The present investigation marked the inaugural exploration into the role of the NLR in patients simultaneously afflicted with CKD and CAD within the ICU setting. This study underscored the imperative for a comprehensive risk management strategy in individuals grappling with the dual burden of CAD and CKD, with the NLR emerging as a pivotal instrument in this paradigm. Nevertheless, it is essential to acknowledge the limitations inherent in our findings, which are influenced by several factors. First, the study is primarily constrained by a modest sample size. It is imperative for future research endeavors to prioritize larger sample sizes, thereby enhancing the robustness of evidence needed to substantiate our findings. Second, the retrospective nature of this study is notable, prompting considerations regarding the potential impact of confounding variables and selection bias on the observed outcomes. Moreover, the highest absolute NEU and LYM could originate from different blood tests. The NLR value in this study were calculated based on the highest absolute NEU and LYM values recorded throughout the patient’s stay in the hospital. The NEU count will necessarily increase and LYM count will decrease in a patient with worsening clinic generally.

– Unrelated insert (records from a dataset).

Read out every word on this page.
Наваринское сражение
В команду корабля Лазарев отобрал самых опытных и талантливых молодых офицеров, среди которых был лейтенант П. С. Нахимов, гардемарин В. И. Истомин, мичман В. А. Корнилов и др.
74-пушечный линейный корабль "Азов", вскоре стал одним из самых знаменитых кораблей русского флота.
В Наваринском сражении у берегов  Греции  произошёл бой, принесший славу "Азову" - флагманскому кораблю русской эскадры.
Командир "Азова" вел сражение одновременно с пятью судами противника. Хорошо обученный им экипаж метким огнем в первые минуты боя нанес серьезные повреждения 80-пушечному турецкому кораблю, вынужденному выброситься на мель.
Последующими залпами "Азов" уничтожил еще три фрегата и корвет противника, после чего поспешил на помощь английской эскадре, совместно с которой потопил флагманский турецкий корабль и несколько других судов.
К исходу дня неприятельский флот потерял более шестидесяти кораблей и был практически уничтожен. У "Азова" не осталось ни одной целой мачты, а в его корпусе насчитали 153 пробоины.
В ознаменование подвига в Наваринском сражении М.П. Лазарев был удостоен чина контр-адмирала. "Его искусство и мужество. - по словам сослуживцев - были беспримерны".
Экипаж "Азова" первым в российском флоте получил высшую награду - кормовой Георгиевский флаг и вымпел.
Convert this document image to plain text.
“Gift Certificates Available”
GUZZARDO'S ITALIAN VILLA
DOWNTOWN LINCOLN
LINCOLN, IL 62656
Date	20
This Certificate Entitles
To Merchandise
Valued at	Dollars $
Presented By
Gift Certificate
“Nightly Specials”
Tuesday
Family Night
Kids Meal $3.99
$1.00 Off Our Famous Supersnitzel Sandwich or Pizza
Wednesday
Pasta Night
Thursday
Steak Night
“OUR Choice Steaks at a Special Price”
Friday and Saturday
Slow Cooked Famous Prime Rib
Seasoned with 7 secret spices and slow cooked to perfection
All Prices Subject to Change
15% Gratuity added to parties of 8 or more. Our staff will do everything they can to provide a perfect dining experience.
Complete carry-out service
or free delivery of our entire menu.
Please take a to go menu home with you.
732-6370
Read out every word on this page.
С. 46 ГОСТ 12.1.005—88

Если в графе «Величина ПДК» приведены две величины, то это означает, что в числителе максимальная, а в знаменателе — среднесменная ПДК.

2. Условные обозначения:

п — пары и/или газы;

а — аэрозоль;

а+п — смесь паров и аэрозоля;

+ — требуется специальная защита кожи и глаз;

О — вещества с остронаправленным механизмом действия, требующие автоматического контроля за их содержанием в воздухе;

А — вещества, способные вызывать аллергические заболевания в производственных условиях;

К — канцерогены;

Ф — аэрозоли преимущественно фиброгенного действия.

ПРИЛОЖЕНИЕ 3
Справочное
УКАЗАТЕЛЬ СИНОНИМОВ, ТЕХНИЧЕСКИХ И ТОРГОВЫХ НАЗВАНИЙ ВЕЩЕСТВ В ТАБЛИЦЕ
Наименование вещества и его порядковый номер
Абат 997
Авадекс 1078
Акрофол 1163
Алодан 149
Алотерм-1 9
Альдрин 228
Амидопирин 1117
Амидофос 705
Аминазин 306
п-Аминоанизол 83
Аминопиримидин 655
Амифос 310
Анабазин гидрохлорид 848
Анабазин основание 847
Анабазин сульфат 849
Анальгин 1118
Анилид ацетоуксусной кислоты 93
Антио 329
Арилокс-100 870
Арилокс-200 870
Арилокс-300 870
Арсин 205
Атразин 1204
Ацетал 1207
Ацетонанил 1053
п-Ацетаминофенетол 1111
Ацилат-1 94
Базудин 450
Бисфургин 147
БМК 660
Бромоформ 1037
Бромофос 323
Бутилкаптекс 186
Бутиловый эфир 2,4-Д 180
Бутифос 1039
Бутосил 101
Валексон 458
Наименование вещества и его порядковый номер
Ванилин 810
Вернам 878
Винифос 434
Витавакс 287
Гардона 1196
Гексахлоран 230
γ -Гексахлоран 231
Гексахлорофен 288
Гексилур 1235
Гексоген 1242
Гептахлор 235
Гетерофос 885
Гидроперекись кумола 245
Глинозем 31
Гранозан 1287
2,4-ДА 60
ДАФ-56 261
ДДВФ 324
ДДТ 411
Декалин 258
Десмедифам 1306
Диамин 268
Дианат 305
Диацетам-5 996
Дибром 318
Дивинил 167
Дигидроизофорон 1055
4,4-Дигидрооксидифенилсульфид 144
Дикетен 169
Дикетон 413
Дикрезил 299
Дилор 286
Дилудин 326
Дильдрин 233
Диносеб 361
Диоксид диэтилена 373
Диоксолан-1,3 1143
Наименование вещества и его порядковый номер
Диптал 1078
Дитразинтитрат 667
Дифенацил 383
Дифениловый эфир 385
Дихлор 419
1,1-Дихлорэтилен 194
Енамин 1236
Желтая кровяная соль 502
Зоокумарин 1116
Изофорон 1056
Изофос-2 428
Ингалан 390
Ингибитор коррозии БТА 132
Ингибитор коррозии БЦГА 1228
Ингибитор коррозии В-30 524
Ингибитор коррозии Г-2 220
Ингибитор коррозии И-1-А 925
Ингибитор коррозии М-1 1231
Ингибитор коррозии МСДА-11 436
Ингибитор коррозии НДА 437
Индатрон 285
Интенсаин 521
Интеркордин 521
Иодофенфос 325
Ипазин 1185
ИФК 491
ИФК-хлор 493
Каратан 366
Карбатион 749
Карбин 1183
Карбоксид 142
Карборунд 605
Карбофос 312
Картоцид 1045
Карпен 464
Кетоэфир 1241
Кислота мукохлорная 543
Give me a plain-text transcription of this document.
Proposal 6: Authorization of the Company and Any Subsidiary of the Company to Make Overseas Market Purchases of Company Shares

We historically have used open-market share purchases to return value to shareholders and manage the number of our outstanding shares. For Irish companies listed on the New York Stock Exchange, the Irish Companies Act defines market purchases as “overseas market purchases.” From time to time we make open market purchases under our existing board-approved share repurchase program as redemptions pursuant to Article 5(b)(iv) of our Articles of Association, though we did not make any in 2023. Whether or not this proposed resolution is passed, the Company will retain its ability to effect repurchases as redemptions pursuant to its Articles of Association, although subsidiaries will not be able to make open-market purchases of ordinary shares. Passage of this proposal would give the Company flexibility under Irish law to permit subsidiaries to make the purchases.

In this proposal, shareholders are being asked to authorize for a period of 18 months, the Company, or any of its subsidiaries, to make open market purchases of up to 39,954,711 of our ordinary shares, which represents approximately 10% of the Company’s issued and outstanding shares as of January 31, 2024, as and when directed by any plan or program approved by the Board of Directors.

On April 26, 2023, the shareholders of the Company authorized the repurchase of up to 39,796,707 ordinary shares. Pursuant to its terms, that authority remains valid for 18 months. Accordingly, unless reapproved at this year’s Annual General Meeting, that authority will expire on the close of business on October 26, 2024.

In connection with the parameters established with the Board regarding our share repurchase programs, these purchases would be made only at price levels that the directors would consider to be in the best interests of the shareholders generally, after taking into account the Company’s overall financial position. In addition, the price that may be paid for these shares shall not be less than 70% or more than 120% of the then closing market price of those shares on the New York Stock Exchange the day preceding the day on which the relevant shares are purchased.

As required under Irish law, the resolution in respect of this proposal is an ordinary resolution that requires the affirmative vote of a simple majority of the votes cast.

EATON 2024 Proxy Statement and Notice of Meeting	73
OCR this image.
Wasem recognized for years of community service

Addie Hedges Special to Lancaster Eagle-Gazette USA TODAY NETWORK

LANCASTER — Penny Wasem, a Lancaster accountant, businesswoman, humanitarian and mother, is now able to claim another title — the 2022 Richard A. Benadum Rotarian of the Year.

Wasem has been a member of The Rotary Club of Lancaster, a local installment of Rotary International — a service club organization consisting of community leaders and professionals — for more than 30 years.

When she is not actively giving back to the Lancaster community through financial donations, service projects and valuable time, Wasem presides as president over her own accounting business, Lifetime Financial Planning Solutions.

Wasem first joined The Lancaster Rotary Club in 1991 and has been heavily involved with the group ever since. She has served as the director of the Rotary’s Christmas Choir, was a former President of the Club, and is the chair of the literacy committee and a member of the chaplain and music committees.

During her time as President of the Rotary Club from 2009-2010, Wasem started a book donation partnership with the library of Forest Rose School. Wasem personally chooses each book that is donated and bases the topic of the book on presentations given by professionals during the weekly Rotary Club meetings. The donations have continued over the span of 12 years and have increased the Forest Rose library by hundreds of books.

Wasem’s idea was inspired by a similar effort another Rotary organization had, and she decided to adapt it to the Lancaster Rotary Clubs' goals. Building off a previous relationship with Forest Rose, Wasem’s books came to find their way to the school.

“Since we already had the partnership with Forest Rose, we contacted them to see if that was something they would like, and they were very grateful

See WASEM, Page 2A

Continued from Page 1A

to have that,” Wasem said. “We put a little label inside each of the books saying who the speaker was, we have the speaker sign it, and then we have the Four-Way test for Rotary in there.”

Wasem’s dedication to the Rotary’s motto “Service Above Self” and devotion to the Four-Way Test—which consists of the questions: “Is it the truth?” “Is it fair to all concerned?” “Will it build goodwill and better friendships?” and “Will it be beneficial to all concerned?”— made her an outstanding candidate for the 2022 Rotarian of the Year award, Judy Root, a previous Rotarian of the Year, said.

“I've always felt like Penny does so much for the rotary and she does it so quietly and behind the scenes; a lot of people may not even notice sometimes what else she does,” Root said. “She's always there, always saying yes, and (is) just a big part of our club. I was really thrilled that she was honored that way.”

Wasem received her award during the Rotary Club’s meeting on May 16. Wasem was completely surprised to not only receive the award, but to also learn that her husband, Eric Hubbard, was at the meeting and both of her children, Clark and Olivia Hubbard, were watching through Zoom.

Therefore, it impractical to obtain both the highest NEU and LYM values in the same tube of blood sample. The relationship between the NLR ratio at admission and prognosis needs to be further explored, limited by the natural shortcomings of public databases. Further, it is essential to acknowledge that the dataset employed in this study may lack crucial clinical details, including the patient’s dialysis status, which could potentially influence inflammatory status. To address these constraints, upcoming research endeavors should strive to encompass a comprehensive spectrum of clinical information and systematically monitor the longitudinal fluctuations in NLR values.

Conclusions

As a result, our research showcased the prognostic significance of NLR in predicting the likelihood of in-hospital death among ICU patients suffering from both CAD and CKD. In this high-risk cohort, NLR emerged as a potentially valuable instrument for risk stratification and subsequent management. Further research is necessary to confirm these results and clarify the underlying mechanisms that govern the link between NLR and mortality in individuals with both CAD and CKD.